Yes, I too have had problems of kids not listening to me, and have had problems with classroom management. But being mean isn’t a part of who I am, and I have a hard time yelling and disciplining kids. Yelling doesn’t come naturally to me, and at some level, it never will. Giving consequences doesn’t come naturally either.
Yet giving consequences for kids’ misbehaviors and actions are a fundamental part of the job. I know that if I want to become a better teacher, I have to adapt.
“Do you really have to stop being so nice?” asks Linda Kardamis of Teach 4 The Heart. She had the same struggle I had as a teacher, but being too nice is also a problem. She states that you have to have a “balance in your demeanor — to keep being nice while also holding yourself and your students to high standards.” To be a good teacher means being respected more than it means being liked. It means being a mentor rather than a friend.

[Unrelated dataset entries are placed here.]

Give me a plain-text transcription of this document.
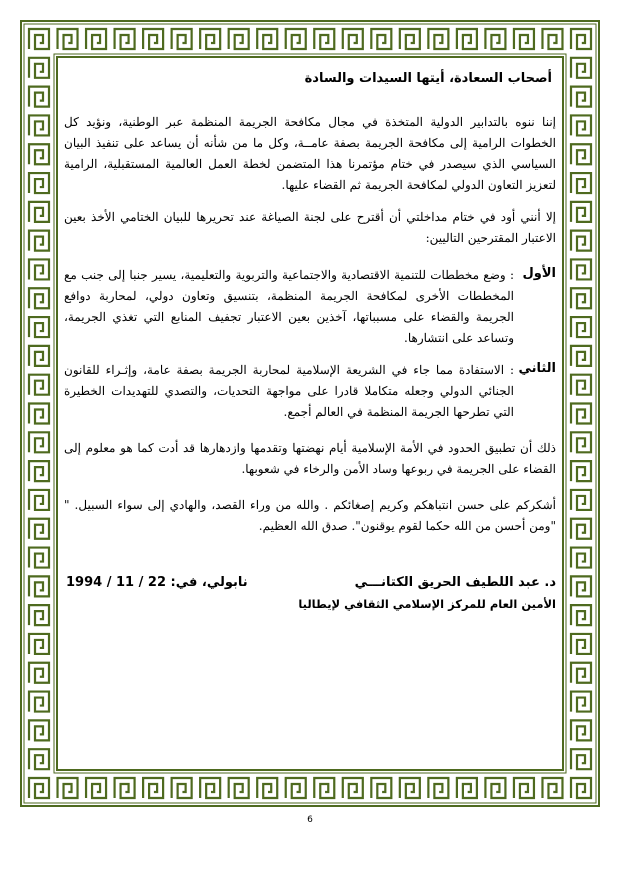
أصحاب السعادة، أيتها السيدات والسادة

إننا ننوه بالتدابير الدولية المتخذة في مجال مكافحة الجريمة المنظمة عبر الوطنية، ونؤيد كل الخطوات الرامية إلى مكافحة الجريمة بصفة عامــة، وكل ما من شأنه أن يساعد على تنفيذ البيان السياسي الذي سيصدر في ختام مؤتمرنا هذا المتضمن لخطة العمل العالمية المستقبلية، الرامية لتعزيز التعاون الدولي لمكافحة الجريمة ثم القضاء عليها.

إلا أنني أود في ختام مداخلتي أن أقترح على لجنة الصياغة عند تحريرها للبيان الختامي الأخذ بعين الاعتبار المقترحين التاليين:

الأول

: وضع مخططات للتنمية الاقتصادية والاجتماعية والتربوية والتعليمية، يسير جنبا إلى جنب مع المخططات الأخرى لمكافحة الجريمة المنظمة، بتنسيق وتعاون دولي، لمحاربة دوافع الجريمة والقضاء على مسبباتها، آخذين بعين الاعتبار تجفيف المنابع التي تغذي الجريمة، وتساعد على انتشارها.

الثاني

: الاستفادة مما جاء في الشريعة الإسلامية لمحاربة الجريمة بصفة عامة، وإثـراء للقانون الجنائي الدولي وجعله متكاملا قادرا على مواجهة التحديات، والتصدي للتهديدات الخطيرة التي تطرحها الجريمة المنظمة في العالم أجمع.

ذلك أن تطبيق الحدود في الأمة الإسلامية أيام نهضتها وتقدمها وازدهارها قد أدت كما هو معلوم إلى القضاء على الجريمة في ربوعها وساد الأمن والرخاء في شعوبها.

أشكركم على حسن انتباهكم وكريم إصغائكم . والله من وراء القصد، والهادي إلى سواء السبيل. " "ومن أحسن من الله حكما لقوم يوقنون". صدق الله العظيم.

د. عبد اللطيف الحريق الكتانـــي
الأمين العام للمركز الإسلامي الثقافي لإيطاليا
نابولي، في: 22 / 11 / 1994
6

It’s a simple fact of life that tough love is love. But only sometimes. We cannot be all tough love or too nice. There has to be a middle ground, especially for teachers. How I compose myself in my personal life is all up to me, and I am a very accommodating and nice person to my friends and peers. I believe in giving everyone the benefit of the doubt, in giving the gift of grace, and see no problem with being a pushover in my interpersonal relationships. That is why I’m struggling so much with tough love.
But as a teacher, there needs to be a middle ground. Applying my philosophy with my interpersonal relationships with my kids has resulted in my kids smelling me as “fresh meat” and thinking they can get away with things they would never try in the past, including trying to bully and harass other kids in the class and throwing books and pens at each other.
However, we all have our own paths to get there as teachers. Something I can do personally on my pathway to become a better teacher is to stop caring and worrying about what other teachers and administrators think. No one will ever be as critical of my pedagogy or my classroom management as I am on a daily basis. We all have our own paths, and it’s not like with the need in my community that I would get fired for trying to get better at my job.
Being a teacher in the inner-city has taught me that sometimes we need multiple identities. It’s not like we suddenly become completely different Jekyll and Hyde people when we enter different arenas, but we do need to adapt to our environments. That applies to any profession or environment, not only just teaching. We don’t act the same way around our friends as we do our parents, not the same around a pastor as we do our students.
As a teacher, I’m struggling right now with tough love. I am still a nice teacher. No matter how long I stay in the field, I will always be a nice teacher. I need to stop caring so much about what other teachers and administrators think because having higher expectations and being more firm about misbehaviors are things that I’m naturally getting better at without the judgment and input of others. I love the people I work with, from other teachers to administrators. I’ve learned more from them than I could have if I just taught an isolated classroom in the middle of nowhere. But they have their own paths like I have mine.
I have been more consistent in giving consequences and have an actual system in place now. The first violation is a verbal warning, while the second is a phone call home and/or detention, while the third is an office referral. In my second year, I would do everything differently. “Don’t smile until December” is advice that I won’t follow, but advice that I’m starting to see the rationale for. I didn’t set the tone early in the first year and showed that I was too nice and didn’t know the right thing to do when things went south.
I couldn’t have learned these lessons any other way.
Everyone is on their own paths. My path now is to struggle with tough love. I will use it sparingly and sporadically, but I will use it consistently and systematically At some level, the balance is starting to feel natural.